Field of Work
Prof. David Remy’s research aims at the design, simulation, and control of legged robots, active prostheses, and other rehabilitation robots. Inspired by nature, he designs and controls robots whose motion emerges in great part passively from their mechanical dynamics, and is merely initiated and shaped through active actuator inputs. Among the beneficial properties of such systems are the avoidance of negative actuator work to improve efficiency, the increase of peak output power to improve speed, and a passive adaptation to their surroundings to improve agility and robustness. Additionally, this concept enable us to build the systems very lightweight, thereby improving mobility and allowing the robots to work safely side by side with human beings. In the long term, his research will allow the development of systems that reach and even exceed the agility of humans and animals. It will enable us to build autonomous robots that can run as fast as a cheetah and as enduring as a husky, while mastering the same terrain as a mountain goat. And it will provide us with novel designs for prosthetics, orthotics, and active exoskeletons that help restoring the locomotion skills of the disabled and can be used as training and rehabilitation devices for the injured.
Personal Information
Since 2018, David Remy, born 1979 in Rosenheim, Germany, is a Full Professor at the Institute for Nonlinear Mechanicas at the University of Stuttgart.

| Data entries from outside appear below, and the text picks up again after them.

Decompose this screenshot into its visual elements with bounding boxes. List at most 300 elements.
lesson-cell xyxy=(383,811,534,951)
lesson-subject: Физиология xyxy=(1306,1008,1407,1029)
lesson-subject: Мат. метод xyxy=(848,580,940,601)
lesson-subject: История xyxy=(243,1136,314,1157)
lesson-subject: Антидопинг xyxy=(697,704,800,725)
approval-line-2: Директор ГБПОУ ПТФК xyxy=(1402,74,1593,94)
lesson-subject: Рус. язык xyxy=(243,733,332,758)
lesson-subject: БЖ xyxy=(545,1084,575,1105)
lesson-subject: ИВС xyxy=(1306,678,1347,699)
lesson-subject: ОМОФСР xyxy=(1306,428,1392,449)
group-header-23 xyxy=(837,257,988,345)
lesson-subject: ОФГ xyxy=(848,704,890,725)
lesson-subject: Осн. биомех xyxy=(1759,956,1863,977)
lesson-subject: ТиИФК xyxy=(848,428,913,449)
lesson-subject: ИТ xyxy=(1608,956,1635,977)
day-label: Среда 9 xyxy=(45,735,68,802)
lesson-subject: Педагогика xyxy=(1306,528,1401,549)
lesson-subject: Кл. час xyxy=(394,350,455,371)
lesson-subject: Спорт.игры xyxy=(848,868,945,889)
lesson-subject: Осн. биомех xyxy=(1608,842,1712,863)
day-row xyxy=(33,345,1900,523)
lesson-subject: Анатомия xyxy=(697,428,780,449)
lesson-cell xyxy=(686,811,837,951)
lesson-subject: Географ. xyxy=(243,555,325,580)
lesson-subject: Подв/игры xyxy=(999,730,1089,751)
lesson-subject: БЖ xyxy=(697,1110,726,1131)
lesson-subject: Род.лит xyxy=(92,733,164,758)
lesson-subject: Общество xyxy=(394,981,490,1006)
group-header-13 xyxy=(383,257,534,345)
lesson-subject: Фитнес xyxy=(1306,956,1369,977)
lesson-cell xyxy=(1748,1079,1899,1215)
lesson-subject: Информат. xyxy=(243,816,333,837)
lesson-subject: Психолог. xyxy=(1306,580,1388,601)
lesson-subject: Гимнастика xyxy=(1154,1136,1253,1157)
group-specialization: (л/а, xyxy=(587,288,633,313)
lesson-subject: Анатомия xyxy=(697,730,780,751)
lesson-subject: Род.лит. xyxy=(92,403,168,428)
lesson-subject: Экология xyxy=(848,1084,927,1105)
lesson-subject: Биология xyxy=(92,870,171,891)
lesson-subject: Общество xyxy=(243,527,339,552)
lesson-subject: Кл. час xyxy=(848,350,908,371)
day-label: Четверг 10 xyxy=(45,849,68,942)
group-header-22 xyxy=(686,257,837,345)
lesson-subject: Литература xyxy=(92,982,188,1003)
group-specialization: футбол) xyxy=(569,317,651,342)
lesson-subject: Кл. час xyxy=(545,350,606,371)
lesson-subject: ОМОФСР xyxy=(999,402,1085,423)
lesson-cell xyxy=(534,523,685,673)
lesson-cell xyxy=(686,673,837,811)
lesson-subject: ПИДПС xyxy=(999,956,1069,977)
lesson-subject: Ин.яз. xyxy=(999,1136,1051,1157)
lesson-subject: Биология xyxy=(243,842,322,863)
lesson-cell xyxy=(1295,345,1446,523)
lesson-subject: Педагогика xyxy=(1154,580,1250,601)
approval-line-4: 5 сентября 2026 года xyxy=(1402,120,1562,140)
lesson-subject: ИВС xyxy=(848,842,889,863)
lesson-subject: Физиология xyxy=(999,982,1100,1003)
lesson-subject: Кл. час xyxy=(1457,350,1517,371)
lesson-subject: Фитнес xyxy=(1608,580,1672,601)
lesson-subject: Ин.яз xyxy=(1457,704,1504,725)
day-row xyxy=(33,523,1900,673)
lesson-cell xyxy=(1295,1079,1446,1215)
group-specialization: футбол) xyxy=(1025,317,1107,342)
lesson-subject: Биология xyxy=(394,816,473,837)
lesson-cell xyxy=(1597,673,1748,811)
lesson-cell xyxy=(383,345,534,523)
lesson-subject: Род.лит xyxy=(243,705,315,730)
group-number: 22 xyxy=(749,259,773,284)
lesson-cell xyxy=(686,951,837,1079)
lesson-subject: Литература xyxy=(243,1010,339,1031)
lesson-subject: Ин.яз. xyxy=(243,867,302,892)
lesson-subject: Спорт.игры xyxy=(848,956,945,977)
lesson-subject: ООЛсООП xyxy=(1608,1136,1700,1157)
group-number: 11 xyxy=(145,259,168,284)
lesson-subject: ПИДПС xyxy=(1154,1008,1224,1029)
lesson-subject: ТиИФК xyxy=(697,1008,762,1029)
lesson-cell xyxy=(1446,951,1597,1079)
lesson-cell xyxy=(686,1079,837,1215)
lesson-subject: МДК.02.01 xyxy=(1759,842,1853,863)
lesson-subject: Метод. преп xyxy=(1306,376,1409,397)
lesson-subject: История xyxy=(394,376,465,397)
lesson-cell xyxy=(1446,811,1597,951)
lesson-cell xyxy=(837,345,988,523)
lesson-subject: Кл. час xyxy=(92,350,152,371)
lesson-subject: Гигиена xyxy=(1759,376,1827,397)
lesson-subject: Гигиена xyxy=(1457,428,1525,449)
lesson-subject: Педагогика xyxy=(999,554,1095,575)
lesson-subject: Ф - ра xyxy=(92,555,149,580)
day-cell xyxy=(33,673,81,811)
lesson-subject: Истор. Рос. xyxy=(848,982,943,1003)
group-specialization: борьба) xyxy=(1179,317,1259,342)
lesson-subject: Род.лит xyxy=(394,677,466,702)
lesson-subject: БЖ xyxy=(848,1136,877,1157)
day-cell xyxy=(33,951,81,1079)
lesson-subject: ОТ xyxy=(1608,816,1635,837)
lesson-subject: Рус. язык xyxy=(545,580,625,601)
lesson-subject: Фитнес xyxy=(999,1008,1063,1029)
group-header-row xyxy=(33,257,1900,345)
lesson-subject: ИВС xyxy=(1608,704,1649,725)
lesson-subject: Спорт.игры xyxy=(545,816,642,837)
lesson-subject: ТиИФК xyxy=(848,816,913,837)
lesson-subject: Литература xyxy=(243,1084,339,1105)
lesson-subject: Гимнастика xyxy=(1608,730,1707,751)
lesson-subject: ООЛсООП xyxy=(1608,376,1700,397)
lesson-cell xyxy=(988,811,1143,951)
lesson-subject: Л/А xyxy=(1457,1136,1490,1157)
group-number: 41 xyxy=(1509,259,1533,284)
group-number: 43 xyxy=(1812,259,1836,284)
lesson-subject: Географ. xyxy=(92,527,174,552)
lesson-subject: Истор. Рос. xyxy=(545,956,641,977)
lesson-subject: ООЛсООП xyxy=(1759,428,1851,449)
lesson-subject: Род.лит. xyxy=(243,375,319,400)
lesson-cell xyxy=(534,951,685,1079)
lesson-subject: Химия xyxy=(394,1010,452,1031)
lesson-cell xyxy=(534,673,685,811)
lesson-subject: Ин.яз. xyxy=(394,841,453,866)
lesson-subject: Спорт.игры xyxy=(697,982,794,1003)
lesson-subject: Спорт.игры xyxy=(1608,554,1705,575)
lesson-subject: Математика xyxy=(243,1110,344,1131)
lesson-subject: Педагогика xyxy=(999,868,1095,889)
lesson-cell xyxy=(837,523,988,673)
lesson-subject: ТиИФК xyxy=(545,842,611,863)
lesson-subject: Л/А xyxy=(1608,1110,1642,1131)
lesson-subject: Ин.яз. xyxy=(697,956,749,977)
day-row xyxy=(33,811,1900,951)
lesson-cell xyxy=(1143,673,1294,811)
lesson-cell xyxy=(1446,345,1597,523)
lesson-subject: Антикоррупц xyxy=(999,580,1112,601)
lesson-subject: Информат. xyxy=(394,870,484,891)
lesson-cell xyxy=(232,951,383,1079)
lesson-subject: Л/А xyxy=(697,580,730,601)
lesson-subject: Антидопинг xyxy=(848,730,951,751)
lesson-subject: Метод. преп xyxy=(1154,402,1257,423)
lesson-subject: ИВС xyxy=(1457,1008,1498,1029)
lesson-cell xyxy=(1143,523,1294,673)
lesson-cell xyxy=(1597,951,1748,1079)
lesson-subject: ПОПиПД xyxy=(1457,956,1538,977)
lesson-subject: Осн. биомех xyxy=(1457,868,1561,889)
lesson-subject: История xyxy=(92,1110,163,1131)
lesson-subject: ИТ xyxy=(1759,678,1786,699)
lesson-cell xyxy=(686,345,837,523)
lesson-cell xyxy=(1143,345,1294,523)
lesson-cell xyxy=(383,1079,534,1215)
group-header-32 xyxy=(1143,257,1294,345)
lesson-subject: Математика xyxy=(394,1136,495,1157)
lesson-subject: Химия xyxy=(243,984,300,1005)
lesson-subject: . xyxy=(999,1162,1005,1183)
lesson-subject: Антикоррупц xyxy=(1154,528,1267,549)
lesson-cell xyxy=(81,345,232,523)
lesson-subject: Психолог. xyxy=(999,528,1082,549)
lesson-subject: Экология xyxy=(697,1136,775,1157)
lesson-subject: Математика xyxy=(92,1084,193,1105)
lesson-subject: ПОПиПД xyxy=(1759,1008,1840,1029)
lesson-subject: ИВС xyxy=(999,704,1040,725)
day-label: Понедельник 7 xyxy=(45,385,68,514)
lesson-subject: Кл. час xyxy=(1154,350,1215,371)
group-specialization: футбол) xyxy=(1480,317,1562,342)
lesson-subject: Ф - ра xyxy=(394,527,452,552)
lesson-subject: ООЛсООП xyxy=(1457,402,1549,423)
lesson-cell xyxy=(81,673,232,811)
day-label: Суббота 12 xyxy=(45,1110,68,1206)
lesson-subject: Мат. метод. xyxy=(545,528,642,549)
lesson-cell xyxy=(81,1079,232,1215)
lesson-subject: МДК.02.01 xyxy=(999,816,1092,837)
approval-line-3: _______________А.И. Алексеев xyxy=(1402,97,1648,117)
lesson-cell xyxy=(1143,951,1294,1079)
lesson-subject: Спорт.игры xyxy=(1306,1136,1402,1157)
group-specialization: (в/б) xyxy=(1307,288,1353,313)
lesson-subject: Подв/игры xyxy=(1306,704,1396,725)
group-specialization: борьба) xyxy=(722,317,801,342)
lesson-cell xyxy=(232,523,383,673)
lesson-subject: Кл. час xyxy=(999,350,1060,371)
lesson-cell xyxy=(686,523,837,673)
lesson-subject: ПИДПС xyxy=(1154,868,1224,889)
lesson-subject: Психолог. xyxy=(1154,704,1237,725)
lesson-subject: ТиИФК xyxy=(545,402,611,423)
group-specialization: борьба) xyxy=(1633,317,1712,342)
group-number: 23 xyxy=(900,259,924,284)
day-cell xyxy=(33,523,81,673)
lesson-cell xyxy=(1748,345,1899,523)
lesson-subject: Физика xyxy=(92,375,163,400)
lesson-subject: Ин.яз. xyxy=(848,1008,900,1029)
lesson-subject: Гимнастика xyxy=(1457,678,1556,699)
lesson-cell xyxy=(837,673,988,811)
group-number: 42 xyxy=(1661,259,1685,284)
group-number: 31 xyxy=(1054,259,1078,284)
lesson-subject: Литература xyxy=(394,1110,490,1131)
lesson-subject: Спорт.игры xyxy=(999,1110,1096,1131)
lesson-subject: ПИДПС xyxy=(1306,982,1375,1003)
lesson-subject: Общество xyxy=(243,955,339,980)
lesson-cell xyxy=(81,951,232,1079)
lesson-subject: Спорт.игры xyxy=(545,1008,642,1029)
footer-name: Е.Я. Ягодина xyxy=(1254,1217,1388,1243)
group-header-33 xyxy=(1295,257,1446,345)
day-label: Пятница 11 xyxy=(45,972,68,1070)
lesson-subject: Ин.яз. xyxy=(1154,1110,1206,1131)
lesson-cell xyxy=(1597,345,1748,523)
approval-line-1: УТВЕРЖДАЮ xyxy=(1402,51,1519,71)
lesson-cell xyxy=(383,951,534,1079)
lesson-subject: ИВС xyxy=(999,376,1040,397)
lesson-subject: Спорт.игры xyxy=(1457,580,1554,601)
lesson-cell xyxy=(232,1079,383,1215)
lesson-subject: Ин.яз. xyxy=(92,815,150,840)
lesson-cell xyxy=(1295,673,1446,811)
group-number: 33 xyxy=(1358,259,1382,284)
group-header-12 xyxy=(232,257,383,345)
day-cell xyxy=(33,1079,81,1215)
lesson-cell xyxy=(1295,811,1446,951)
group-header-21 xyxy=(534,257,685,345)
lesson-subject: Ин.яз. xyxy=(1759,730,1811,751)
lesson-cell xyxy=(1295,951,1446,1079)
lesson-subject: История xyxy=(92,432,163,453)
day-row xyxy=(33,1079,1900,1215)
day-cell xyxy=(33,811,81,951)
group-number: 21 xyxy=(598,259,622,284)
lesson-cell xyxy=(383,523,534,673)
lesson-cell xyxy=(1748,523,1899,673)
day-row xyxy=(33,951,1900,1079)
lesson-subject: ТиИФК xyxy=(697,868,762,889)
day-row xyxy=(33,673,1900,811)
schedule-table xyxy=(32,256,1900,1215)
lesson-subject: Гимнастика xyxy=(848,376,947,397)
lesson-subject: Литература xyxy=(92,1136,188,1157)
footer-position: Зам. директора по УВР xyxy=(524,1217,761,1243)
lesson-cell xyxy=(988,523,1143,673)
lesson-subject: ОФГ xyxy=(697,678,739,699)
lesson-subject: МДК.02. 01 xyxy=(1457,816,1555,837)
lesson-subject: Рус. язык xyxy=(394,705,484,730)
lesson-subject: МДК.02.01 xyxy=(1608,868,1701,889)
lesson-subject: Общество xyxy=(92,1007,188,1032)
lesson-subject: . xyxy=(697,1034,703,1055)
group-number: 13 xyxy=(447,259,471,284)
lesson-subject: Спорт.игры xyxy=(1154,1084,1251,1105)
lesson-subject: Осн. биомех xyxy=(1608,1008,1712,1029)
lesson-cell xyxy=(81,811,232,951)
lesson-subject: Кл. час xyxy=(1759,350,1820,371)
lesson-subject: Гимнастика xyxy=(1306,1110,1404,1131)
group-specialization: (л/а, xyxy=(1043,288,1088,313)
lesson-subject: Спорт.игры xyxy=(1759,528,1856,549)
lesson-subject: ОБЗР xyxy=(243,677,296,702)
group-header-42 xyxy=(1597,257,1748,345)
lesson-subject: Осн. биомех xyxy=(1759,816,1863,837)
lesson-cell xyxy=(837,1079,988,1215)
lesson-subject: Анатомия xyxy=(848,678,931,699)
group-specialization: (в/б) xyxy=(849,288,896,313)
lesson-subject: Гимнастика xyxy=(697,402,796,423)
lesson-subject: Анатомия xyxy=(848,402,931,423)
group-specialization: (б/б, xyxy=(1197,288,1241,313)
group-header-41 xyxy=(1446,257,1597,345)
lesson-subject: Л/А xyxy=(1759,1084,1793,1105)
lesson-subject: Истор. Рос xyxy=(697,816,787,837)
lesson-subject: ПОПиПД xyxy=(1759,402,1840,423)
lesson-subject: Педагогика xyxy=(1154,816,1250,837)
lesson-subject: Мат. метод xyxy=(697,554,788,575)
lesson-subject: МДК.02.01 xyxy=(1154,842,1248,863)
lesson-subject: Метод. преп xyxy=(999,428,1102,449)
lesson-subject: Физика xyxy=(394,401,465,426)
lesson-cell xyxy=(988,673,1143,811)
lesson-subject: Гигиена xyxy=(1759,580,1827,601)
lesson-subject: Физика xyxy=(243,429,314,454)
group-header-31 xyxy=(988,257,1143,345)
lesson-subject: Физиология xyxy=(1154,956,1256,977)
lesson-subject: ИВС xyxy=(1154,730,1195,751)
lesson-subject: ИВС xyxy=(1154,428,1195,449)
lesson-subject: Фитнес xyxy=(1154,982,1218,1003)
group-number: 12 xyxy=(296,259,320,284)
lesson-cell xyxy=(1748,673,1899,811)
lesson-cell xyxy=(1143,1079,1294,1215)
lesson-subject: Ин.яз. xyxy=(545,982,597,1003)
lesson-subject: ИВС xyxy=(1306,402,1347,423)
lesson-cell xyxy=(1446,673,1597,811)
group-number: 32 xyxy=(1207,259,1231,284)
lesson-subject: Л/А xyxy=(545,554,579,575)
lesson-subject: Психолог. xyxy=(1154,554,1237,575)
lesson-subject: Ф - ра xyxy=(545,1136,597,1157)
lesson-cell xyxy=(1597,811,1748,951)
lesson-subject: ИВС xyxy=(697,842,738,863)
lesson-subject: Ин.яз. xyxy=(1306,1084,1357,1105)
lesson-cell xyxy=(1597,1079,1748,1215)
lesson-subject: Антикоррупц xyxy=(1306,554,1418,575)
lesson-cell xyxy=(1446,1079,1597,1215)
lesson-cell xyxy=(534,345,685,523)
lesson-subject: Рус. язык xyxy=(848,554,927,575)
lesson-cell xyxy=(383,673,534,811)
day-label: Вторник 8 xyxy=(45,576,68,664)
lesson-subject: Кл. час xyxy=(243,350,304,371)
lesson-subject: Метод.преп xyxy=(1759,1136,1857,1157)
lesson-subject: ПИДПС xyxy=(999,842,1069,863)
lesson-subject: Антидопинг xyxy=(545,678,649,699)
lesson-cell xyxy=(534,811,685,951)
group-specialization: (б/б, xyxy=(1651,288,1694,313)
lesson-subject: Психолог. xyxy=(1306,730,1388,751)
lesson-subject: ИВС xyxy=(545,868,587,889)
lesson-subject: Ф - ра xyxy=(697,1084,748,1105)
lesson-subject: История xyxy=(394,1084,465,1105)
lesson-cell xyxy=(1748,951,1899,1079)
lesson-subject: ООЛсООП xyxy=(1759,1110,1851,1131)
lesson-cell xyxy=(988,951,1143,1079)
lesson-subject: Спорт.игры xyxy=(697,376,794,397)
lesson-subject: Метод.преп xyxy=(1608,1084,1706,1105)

His research is focused on robotics and locomotion. He holds a diploma in Engineering Cybernetics from the University of Stuttgart and a Master’s of Science in Mechanical Engineering from the University of Wisconsin, Madison. He conducted his doctoral research at ETH Zurich on the optimal exploitation of natural dynamics in legged locomotion. Most recently he was an Associate Professor at the Department of Mechanical Engineering at the University of Michigan, Ann Arbor. After a total of 13 years abroad, he came back to Germany with support from the German Scholars Organization and the Carl Zeiss Foundation.
Prof. Remy is a recipient of the ETH Medal and of the NSF CAREER Award.